Уна & Сэлинджер - стр. 7
Когда мы вышли из ресторана, меня снова затрясло. А между тем в воздухе пахло весной: желтые цветы, склонившиеся над рекой Коннектикут, называются золотыми жезлами. Только старики интересуются названиями цветов: им хочется знать, что вырастет вскоре над ними. В этих местах есть целые поля ромашек, такие белые – ни дать ни взять лыжная трасса. Любимый писатель Сэлинджера Фрэнсис Скотт Фицджеральд приезжал в Дартмут в феврале 1939-го с Баддом Шульбергом[18] поработать над сценарием под названием Winter Carnival[19] для «Юнайтед артистс» (кинокомпании, основанной Чаплином). Он допился до того, что пришлось госпитализировать его в Нью-Йорке, прежде чем вернуть в Голливуд, где он скончался год спустя, угощаясь плиткой шоколада у Шейлы Грэм в доме 1443 на Норт-Хейворт-авеню. Бадд сам рассказал мне о своих «сеансах работы» со Скоттом. Я познакомился с ним в Довиле, когда ему присудили литературную премию фестиваля. Плюс-минус пара лет – и Сэлинджер вполне мог бы лакомиться пышками с мисс О’Нил, Скоттом Фицджеральдом и Шульбергом здесь, возле Дартмутского колледжа, в 1939-м (Уне было четырнадцать лет, Сэлинджеру двадцать, Скотту сорок три, а Бадду двадцать пять). Чем я старше, тем теснее становится мой век.
Хотелось бы мне знать, виделся ли Сэлинджер с Уной после войны. Все моя сентиментальность.

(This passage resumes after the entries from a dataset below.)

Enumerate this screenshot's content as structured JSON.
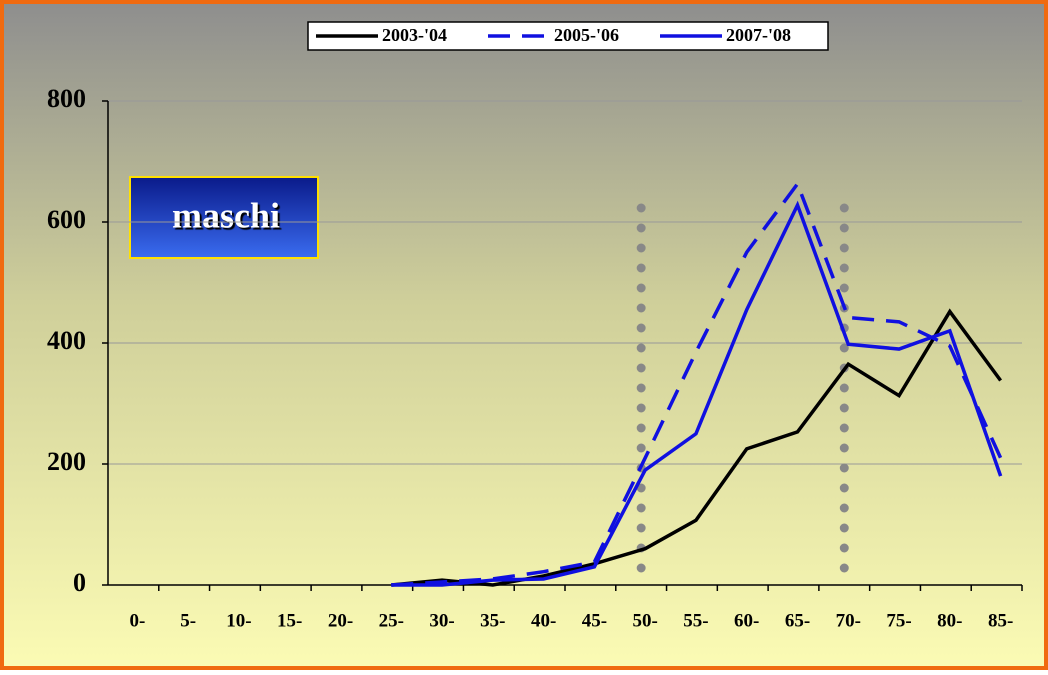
{
  "chart_data": {
    "type": "line",
    "annotation": "maschi",
    "categories": [
      "0-",
      "5-",
      "10-",
      "15-",
      "20-",
      "25-",
      "30-",
      "35-",
      "40-",
      "45-",
      "50-",
      "55-",
      "60-",
      "65-",
      "70-",
      "75-",
      "80-",
      "85-"
    ],
    "series": [
      {
        "name": "2003-'04",
        "color": "#000000",
        "dash": false,
        "values": [
          null,
          null,
          null,
          null,
          null,
          0,
          8,
          0,
          15,
          35,
          60,
          107,
          225,
          253,
          365,
          313,
          452,
          338
        ]
      },
      {
        "name": "2005-'06",
        "color": "#1010e0",
        "dash": true,
        "values": [
          null,
          null,
          null,
          null,
          null,
          0,
          5,
          10,
          22,
          38,
          210,
          385,
          550,
          663,
          442,
          435,
          395,
          210
        ]
      },
      {
        "name": "2007-'08",
        "color": "#1010e0",
        "dash": false,
        "values": [
          null,
          null,
          null,
          null,
          null,
          0,
          0,
          8,
          10,
          30,
          190,
          250,
          455,
          628,
          398,
          390,
          420,
          180
        ]
      }
    ],
    "ylim": [
      0,
      800
    ],
    "yticks": [
      0,
      200,
      400,
      600,
      800
    ],
    "grid": true,
    "legend": "top"
  }
}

Я думаю, что это Уна вдохновила роман, который навсегда запретит нам стареть. Ответа я никогда не узнаю: Джерри Сэлинджер умер 27 января 2010-го, через три года после моего несостоявшегося визита в Корниш. А письма Дж. Д. Сэлинджера Уне О’Нил по сей день спрятаны в Швейцарии, в Корсье-сюр-Веве, где закончится эта книга.
I
Манхэттенский романс
I knew he’d be a writer. I could smell it.[20]
Уна О’Нил о Дж. Д. Сэлинджере
В Нью-Йорке в 1940 году курили все и везде – в барах и ресторанах, в такси, в поездах и особенно в «Сторк-клубе». У выходящих из этого заведения неизменно щипало глаза и волосы пахли табачным дымом. Люди гробили свое здоровье похлеще, чем сегодня, никто ведь не упрекал их в истощении кассы социального страхования, в ту пору еще не существовавшего. Время близилось к одиннадцати вечера; в этот час уже трудно было различить лица людей, сидевших за столиками в длинном зале бара. Весь «Сторк» был не клубом, но одним непроницаемым облаком. Под сеткой, наполненной воздушными шариками, оркестр в смокингах наяривал песенки Кэба Кэллоуэя.